Development on the Open Correspondence project has been slow to stalled for a while. I have been doing bits and pieces but sitting down with Mark McGillivray of Cottage Labs and the Open Knowledge Foundation, brought some clarity. Recently the Textus project has been announced and I have been talking with the developers to put the data onto that platform. It seems to me that it is better to pool resources and to contribute where I can. There are parts of the existing project that I like and others that need more work to make me happy and it seems right now to move onto the developing platform.

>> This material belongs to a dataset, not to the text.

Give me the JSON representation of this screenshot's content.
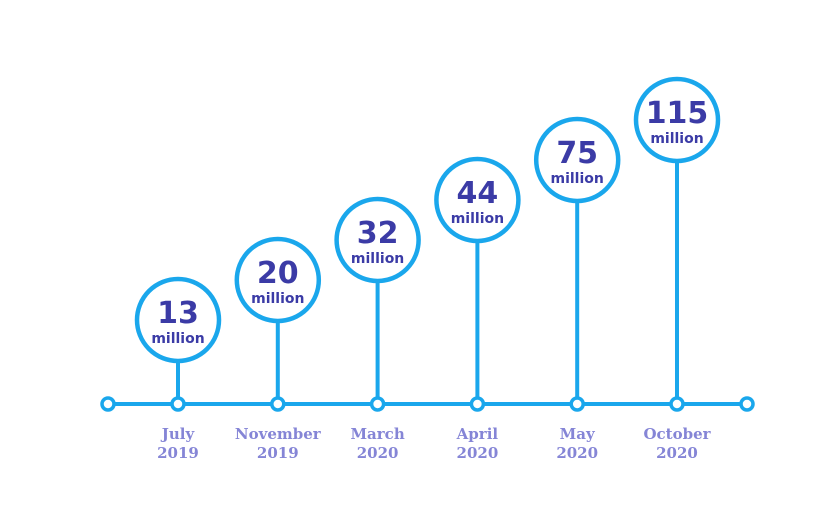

At Textcamp last September, one of the sessions covered DIY Bookscanners (Austgate post on Textcamp). One of the actions on the Textus wiki was OCRing text. I have posted previously about playing with Tesseract and seeing this, I emailed the humanities-dev list to explore the possibilities. To this end, I have volunteered to work on the area and will write a blog post about it There is already a large amount of work that exists, so I am perhaps not developing anything new. However it would, I think, be interesting to develop a stand-alone system that is flexible and downloadable. Like other OKF projects, it will be a Python project but also be a hardware project to try and extend some of the existing projects.
I’ve been working on an indexing project which appears to be coming together quite nicely. Hopefully I’ll be able to say some more shortly but it depends on a conversation that has yet to be had.
Next week, after a break, is a return to work and to data. The Dev8d conference provided me with some ideas and clarity on one or two things, so time to put them into practice.